HP will initially provide two different machines with a build envelope of 406x305x406 mm (16x12x16 inches): one for prototyping (3200) and one for manufacturing (4200). The manufacturing model will print 25% faster (about 16 seconds per layer), will have custom print modes and more operator control of the process parameters and lower cost per part. The cost of the printers will start at $130,000 and complete solutions with the processing station will come in at $155,000. Mention was made of an office printer but I do not see this process working in that environment; there is too much heat loss and inevitably some powder will escape making it inappropriate for the office environment (although it is much more controlled than Laser Sintering).
An example of build times and costs were given for the production of a 5 gram gear. On the HP machine 2500 gears were built in 11 hours, whereas only 250 were built by SLS in same time frame and only 50 were built on an FDM machine. The production rate on the HP machine may be even higher, after some quizzing it transpired that a spacing of 5mm between gears was used. It should be possible to get them much closer than this! For comparison, the break-even volume with injection moulding was around 58,000 parts.
The software that comes with the machine is called 3D Build Manager; it fixes files, undertakes auto packing, and provides machine status and material supply information. Importantly, for manufacturing it also provides heat map recording. It supports both stl and 3MF formats. There is also a 3D Command Centre for multiple installations and machines will be linked to HP for machine performance monitoring.

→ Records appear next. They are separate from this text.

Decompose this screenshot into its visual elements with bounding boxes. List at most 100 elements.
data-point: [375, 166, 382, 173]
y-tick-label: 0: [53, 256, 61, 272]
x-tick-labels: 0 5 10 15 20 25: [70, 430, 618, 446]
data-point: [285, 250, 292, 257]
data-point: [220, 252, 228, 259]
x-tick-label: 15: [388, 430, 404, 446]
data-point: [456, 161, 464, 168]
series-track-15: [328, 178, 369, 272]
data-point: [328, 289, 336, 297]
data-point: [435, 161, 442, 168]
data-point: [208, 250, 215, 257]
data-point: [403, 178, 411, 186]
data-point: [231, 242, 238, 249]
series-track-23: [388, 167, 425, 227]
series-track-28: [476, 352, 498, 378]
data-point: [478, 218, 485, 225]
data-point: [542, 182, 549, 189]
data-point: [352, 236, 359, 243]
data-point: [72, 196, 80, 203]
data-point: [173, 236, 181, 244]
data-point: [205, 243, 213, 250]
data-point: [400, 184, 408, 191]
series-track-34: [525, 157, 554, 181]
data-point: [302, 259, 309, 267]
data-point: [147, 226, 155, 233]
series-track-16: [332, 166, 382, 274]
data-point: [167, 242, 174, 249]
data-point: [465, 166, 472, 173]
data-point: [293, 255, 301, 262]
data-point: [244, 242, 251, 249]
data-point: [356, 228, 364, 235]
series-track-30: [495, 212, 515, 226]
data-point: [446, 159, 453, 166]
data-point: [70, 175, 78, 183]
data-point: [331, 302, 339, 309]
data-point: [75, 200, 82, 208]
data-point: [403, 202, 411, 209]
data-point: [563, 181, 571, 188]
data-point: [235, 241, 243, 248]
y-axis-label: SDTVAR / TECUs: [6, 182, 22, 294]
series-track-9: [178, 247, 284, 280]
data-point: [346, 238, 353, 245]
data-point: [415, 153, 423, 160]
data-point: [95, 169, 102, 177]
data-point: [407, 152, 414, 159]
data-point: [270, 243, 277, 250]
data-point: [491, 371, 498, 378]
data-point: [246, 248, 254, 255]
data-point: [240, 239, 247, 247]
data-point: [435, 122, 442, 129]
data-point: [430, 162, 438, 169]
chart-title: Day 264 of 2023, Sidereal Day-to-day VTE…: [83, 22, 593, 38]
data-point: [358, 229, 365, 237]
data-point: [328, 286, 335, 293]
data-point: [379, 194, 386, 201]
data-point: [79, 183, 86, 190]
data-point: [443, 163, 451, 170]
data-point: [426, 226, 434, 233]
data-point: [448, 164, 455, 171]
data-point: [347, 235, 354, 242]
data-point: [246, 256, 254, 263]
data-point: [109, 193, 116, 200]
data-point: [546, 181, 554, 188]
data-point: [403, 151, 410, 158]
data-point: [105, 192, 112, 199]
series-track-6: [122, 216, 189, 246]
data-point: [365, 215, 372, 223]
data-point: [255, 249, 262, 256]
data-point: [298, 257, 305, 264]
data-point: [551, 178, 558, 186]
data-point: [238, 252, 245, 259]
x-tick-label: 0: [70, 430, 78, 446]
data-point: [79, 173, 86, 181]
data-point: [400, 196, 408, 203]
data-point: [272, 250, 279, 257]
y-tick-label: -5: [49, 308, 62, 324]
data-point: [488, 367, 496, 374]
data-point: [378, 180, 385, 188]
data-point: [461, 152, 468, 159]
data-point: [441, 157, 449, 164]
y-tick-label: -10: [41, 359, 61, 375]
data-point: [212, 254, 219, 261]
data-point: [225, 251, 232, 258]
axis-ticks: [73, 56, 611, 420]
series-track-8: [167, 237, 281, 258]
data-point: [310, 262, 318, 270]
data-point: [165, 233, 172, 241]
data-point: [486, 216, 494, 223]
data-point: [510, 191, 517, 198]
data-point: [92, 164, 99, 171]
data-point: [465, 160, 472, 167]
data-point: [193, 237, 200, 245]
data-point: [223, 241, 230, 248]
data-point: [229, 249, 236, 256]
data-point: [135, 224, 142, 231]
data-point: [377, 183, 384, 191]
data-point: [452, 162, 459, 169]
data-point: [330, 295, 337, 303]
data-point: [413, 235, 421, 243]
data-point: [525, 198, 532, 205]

The powder materials will be purchased either from HP or from third party suppliers (if they have been HP certified). HP is today partnering with Evonik, BASF, Arkema, Lehmann & Voss & Co. as the first companies to join the HP open platform to deliver Certified materials powder. The powders will initially be PA12 and PA11 but they plan to introduce PA12 with glass beads (as a fire retardant version PA12) and also an elastomer and also additional high performance thermo-plastics in line with those available for Laser Sintering.
Ramon Pastor, the General Manager of 3D Printing, explained that the Thermal Inkjet Heads have a nozzle density of 1200 per inch which generate 10 picolitre drops at a total rate of 300 million drops per second across the width of the bed. Apparently they chose Thermal Inkjet Heads rather than piezo driven heads because they have a lot of experience from their 2D printing business and with these heads they can achieve higher density of nozzles at a lower cost.
At the moment the detailing agent only affects the thermal conductivity of voxels at the boundary of the part but in future the detailing agent will control colour, roughness, electrical conductivity, mechanical properties and transparency.
It is interesting that the machine does not need a nitrogen atmosphere and HP claim that this is because peak temp is lower and the molecular structure is slightly different to nylon for Laser Sintering.
There are many details yet to be released (or learned) such as:
The take-home message is this is a very exciting development where a machine has been designed which has much more potential for manufacturing than its competitors. It will be very interesting to see how other machine manufacturers respond to this challenge. I am hopeful that we can now start looking at Additive Manufacturing for volumes of hundreds of thousands, if not more.